The China coronavirus is now at the center of Hong Kong’s protests

Hong Kong’s leader has given another reason for people to be angry.

As the coronavirus outbreak continues to spread across China and worldwide, with the number of confirmed cases growing at a rapid rate, Hong Kong is bracing for a potential community outbreak. Already, a leading microbiologist has warned that the city could “become another Wuhan.”

Yet many in Hong Kong feel that the government has not done enough to prevent an outbreak in the city. Worse, they feel that officials have been deferring to Beijing, reluctant to take aggressive public health measures for fear of treading on politically sensitive ground. For example, when travel restrictions were announced, officials took care to note that it was China that was suspending visas for travel to Hong Kong, rather than the city rejecting mainland travelers.

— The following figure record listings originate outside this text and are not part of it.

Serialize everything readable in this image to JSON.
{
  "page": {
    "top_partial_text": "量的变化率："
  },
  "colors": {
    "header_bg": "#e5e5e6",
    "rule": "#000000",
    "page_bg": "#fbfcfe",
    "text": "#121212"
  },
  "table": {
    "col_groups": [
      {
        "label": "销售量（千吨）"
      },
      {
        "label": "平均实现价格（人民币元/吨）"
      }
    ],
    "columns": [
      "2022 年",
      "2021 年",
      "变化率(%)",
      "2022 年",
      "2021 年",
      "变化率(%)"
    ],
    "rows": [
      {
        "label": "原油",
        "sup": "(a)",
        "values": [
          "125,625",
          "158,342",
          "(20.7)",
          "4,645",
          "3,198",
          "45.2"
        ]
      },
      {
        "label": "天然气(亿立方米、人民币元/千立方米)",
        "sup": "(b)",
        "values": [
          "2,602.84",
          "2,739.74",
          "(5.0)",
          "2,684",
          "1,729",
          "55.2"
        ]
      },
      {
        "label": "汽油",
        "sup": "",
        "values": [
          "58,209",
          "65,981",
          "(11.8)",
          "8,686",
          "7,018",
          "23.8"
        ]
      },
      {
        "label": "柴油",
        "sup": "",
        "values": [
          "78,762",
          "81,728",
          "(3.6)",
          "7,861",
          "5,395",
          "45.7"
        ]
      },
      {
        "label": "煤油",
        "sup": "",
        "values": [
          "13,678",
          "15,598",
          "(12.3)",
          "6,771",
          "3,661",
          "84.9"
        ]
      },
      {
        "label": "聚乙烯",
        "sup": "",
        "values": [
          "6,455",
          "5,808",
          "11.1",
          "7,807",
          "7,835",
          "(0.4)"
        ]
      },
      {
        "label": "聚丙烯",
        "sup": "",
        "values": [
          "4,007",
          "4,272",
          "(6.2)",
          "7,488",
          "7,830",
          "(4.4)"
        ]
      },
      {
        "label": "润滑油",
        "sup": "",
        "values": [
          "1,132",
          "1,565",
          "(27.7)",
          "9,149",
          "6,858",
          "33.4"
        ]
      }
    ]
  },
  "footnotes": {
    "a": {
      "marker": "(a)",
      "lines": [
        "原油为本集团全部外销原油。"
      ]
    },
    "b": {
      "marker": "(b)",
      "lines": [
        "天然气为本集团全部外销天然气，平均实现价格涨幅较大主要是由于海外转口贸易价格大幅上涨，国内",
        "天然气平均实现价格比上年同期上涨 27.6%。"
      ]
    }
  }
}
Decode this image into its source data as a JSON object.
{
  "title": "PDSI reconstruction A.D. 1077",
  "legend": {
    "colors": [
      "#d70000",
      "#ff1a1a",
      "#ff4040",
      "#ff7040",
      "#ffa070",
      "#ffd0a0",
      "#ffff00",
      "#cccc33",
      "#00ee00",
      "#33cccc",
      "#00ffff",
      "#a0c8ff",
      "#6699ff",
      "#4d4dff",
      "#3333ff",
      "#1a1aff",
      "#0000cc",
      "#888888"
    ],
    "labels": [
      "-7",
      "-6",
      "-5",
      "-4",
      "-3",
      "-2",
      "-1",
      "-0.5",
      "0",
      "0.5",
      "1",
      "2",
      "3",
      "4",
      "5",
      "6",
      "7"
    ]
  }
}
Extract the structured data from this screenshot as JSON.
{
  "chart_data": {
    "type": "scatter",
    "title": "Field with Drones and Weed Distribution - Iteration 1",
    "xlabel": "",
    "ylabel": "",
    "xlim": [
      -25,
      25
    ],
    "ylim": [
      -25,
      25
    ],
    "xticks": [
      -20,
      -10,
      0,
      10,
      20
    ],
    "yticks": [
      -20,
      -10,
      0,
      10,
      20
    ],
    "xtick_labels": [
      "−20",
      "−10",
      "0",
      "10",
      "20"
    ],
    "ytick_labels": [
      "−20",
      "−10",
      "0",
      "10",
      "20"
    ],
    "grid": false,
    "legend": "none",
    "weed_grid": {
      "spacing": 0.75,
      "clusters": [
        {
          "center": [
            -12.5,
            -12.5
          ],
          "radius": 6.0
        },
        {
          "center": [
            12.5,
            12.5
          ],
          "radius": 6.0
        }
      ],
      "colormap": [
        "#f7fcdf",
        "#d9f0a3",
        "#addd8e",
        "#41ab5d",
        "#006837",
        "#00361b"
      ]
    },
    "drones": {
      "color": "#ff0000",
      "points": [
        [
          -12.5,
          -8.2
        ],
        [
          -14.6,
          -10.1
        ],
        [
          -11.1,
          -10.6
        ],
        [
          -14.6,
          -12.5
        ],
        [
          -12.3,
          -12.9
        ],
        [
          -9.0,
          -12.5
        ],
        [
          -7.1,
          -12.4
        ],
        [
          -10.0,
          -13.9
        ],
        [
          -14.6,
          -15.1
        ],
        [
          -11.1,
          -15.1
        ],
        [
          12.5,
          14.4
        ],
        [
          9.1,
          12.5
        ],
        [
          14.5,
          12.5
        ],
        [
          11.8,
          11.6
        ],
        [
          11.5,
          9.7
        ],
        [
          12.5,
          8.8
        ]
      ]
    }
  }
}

Now, a singular demand is uniting Hong Kong’s polarized factions after months of divisive protests: the complete closure of the city’s border with mainland China to stem the tide of visitors from the epidemic’s epicenter. As a special autonomous region of China, Hong Kong is administratively separate from Beijing and operates a formal border with the mainland.

According to polling, 80% of Hong Kongers support this demand. Thousands of healthcare professionals are staging a strike to demand the border closure, saying the local medical system would collapse if a community outbreak were to occur in Hong Kong. Lunchtime protests, which in earlier months focused on calling for greater democracy and decrying police brutality, today turned their attention to the border closure.

The past two weekends have also seen protests in residential neighborhoods where the government had designated nearby facilities as quarantine sites. Even prominent pro-government figures have urged authorities to immediately shut the border, and the city’s largest pro-Beijing party has called for a temporary ban on all into Hong Kong from mainland China.

The concerted pressure seemed to work, at least to a degree. At a press conference today hours after the strike kicked off, chief executive Carrie Lam took further steps to restrict travel to and from mainland China. However, she stopped short of fully shutting the border, which she had said last week would be discriminatory and “stigmatize” mainland Chinese. Lam emphasized multiple times the latest measures have nothing to do with the medical strike, which she condemned as “extreme” and “political.”

As of yesterday, Hong Kong has confirmed 15 cases of the novel coronavirus, and 168 have been hospitalized for investigation. Across the city, streets are unusually quiet as people stay home to minimize contact. Still, long queues form outside pharmacies as people jostle for masks, which are in severe shortage.

Addressing the media shortly after Lam’s announcements, the Hospital Authority Employees’ Alliance, the union behind the medical strike, said the latest measures are insufficient and have vowed to press on with their industrial action if talks with the government later today break down.

And even if Hong Kong doesn’t close its borders, some countries are starting to close their borders to Hong Kong. Several countries, including Italy and the Philippines, have included Hong Kong in their travel restrictions against China.